一、背景
公司CDH6.3.2里面的版本是Flink1.12.0。而因为FlinkCDC2.0.0只支持Flink1.13.0以后,版本不匹配,所以只能升级版本。但是升级版本是个大工程,要编译、要parcel制作工具,而且是生产环境的升级,没办法因为要测试FlinkCDC,所以只能搭建个单机测试,等后面生产环境升级后再迁移;
二、软件安装
2.1 安装Hadoop单节点
具体的就不介绍了。。。。
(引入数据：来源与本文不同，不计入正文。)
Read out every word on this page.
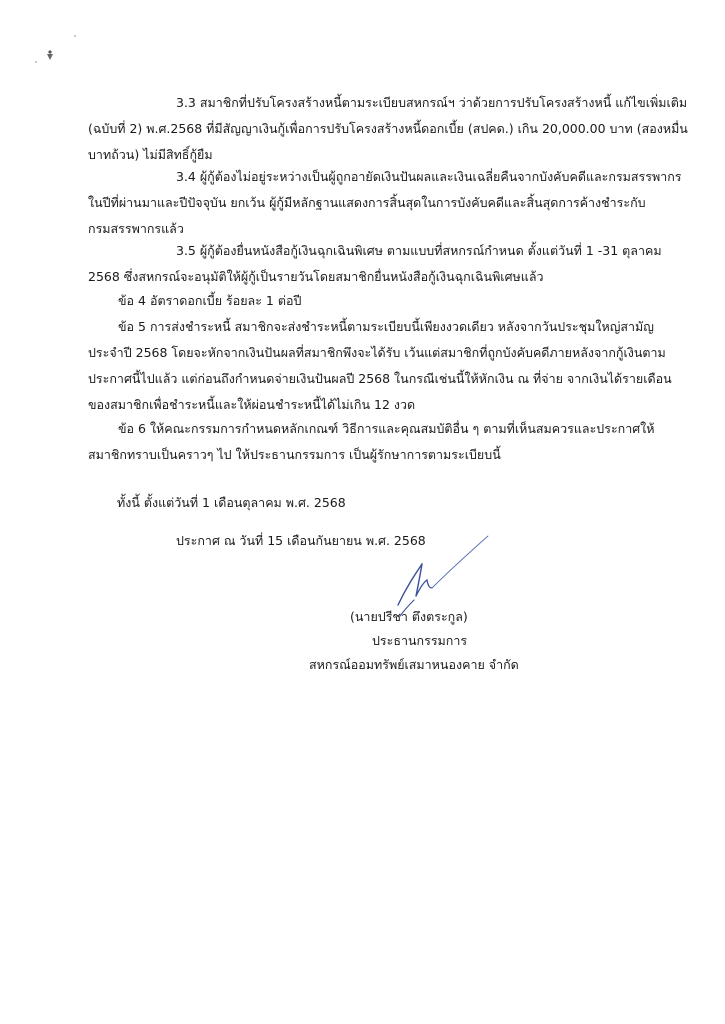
3.3 สมาชิกที่ปรับโครงสร้างหนี้ตามระเบียบสหกรณ์ฯ ว่าด้วยการปรับโครงสร้างหนี้ แก้ไขเพิ่มเติม
(ฉบับที่ 2) พ.ศ.2568 ที่มีสัญญาเงินกู้เพื่อการปรับโครงสร้างหนี้ดอกเบี้ย (สปคด.) เกิน 20,000.00 บาท (สองหมื่น
บาทถ้วน) ไม่มีสิทธิ์กู้ยืม

3.4 ผู้กู้ต้องไม่อยู่ระหว่างเป็นผู้ถูกอายัดเงินปันผลและเงินเฉลี่ยคืนจากบังคับคดีและกรมสรรพากร
ในปีที่ผ่านมาและปีปัจจุบัน ยกเว้น ผู้กู้มีหลักฐานแสดงการสิ้นสุดในการบังคับคดีและสิ้นสุดการค้างชำระกับ
กรมสรรพากรแล้ว

3.5 ผู้กู้ต้องยื่นหนังสือกู้เงินฉุกเฉินพิเศษ ตามแบบที่สหกรณ์กำหนด ตั้งแต่วันที่ 1 -31 ตุลาคม
2568 ซึ่งสหกรณ์จะอนุมัติให้ผู้กู้เป็นรายวันโดยสมาชิกยื่นหนังสือกู้เงินฉุกเฉินพิเศษแล้ว

ข้อ 4 อัตราดอกเบี้ย ร้อยละ 1 ต่อปี

ข้อ 5 การส่งชำระหนี้ สมาชิกจะส่งชำระหนี้ตามระเบียบนี้เพียงงวดเดียว หลังจากวันประชุมใหญ่สามัญ
ประจำปี 2568 โดยจะหักจากเงินปันผลที่สมาชิกพึงจะได้รับ เว้นแต่สมาชิกที่ถูกบังคับคดีภายหลังจากกู้เงินตาม
ประกาศนี้ไปแล้ว แต่ก่อนถึงกำหนดจ่ายเงินปันผลปี 2568 ในกรณีเช่นนี้ให้หักเงิน ณ ที่จ่าย จากเงินได้รายเดือน
ของสมาชิกเพื่อชำระหนี้และให้ผ่อนชำระหนี้ได้ไม่เกิน 12 งวด

ข้อ 6 ให้คณะกรรมการกำหนดหลักเกณฑ์ วิธีการและคุณสมบัติอื่น ๆ ตามที่เห็นสมควรและประกาศให้
สมาชิกทราบเป็นคราวๆ ไป ให้ประธานกรรมการ เป็นผู้รักษาการตามระเบียบนี้

ทั้งนี้ ตั้งแต่วันที่ 1 เดือนตุลาคม พ.ศ. 2568
ประกาศ ณ วันที่ 15 เดือนกันยายน พ.ศ. 2568
(นายปรีชา ตึงตระกูล)
ประธานกรรมการ
สหกรณ์ออมทรัพย์เสมาหนองคาย จำกัด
。
可参照:https://blog.csdn.net/J080624/article/details/67638594
2.2 安装Flink1.13.6
官网下载:https://flink.apache.org/downloads.html
2.2.1 解压安装文件到/opt/module
tar -zxvf flink-1.13.6-bin-scala_2.12.tgz -C /opt/module/
2.2.2 添加Flink到环境变量
[root@localhost ~]# vim /etc/profile.d/my_env.sh
//在my_env.sh文件末尾添加如下内容:
export FLINK_HOME=/opt/module/flink-1.13.6
export PATH=$FLINK_HOME/bin:$PATH
[root@localhost ~]# source /etc/profile
2.2.3 测试
[root@localhost flink-1.13.6]# flink --version
Version: 1.13.6, Commit ID: b2ca390
2.2.4 开启8081端口
打开${flink}/conf/flink-conf.yaml文件,修改一下信息。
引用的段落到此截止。